The only movie on the list starring someone you may actually recognize, Antichrist is a recent effort of infamous shock-director Lars Von Trier. Pardon the sacrilege, but God damn will this one mess you up. As if opening with an unsimulated sex scene between its stars, Charlotte Gainsbourg (not bad) and Willam Dafoe (dear Lord) wasn’t bad enough, Von Trier decides to have the couple’s infant son Nick fall out a window to his death as the lovemaking is occuring. From there, Antichrist doles out animal pseudo-abortions, genital mutilation, and serious psychological warfare like candy at the Macy’s Day Parade. By the end of it, you’ll be wishing you were little Nick, if only because it would spare you from sitting through this disheartening, albeit beautifully shot film.
Who would’ve thought that those peaceful, wine loving French folks would become known for crafting some of the most brutal, blood-soaked films of all time in the age of Hostel? Yes, the same country that spawned such gorefests as Inside, Frontiers, and High Tension really went over the top when they brought us Pascal Laugier’s Martyrs back in 2008. Telling the story of a woman hell bent on enacting revenge against those who tortured her as a child, Martyrs quickly spirals into a nightmare of torture that comes across as little more than a well shot snuff film. And just when we’re about to write it off, the film turns disgust into disbelief, apprehension into epiphany, ending on an uplifting cadence that is nothing short of beautiful. Not a film for the weak willed, but definitely worth it for fans of foreign and extreme cinema.
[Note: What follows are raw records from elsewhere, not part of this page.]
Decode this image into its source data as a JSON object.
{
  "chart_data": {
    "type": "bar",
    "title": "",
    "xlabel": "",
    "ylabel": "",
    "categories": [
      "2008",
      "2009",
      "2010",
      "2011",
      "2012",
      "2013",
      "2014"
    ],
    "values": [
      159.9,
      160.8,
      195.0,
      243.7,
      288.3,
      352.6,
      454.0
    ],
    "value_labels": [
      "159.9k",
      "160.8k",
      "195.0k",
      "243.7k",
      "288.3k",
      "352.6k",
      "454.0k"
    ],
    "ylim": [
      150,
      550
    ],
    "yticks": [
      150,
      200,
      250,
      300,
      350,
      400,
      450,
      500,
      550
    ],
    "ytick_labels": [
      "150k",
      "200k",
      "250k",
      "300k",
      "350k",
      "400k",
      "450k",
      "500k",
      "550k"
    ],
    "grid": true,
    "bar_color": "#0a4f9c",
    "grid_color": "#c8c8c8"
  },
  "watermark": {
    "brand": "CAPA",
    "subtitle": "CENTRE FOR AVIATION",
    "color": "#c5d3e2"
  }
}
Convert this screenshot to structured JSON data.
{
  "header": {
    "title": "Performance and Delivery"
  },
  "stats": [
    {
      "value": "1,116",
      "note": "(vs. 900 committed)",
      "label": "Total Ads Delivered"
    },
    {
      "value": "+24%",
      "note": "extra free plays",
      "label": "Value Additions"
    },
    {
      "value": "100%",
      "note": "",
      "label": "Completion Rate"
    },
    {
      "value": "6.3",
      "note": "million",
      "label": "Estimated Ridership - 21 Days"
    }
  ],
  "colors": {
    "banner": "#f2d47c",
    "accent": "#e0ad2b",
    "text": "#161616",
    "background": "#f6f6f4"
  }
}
If you’ve ever forayed into such hand-held fright fests as The Blair Witch Project, The Last Exorcism, or the fantastic Spanish PA series [REC], then you have undoubtedly heard of the 1980 exploitation flick that started them all. Coming under fire for both its graphic (not to mention unsimulated) acts of violence toward animals and incredibly realistic special effects, Cannibal Holocaust’s premiere caused such a frenzy that director Ruggero Deodato was arrested shortly thereafter under suspicions that he had murdered the actors involved. To make matters worse, in an effort to make the “found footage” aspect of the film appear more genuine, Deodato had forced the cast to sign contracts forbidding them from appearing in the media for a year following the film. This contract was eventually broken to keep Deodato out of prison, but the film remains banned in several countries to this day.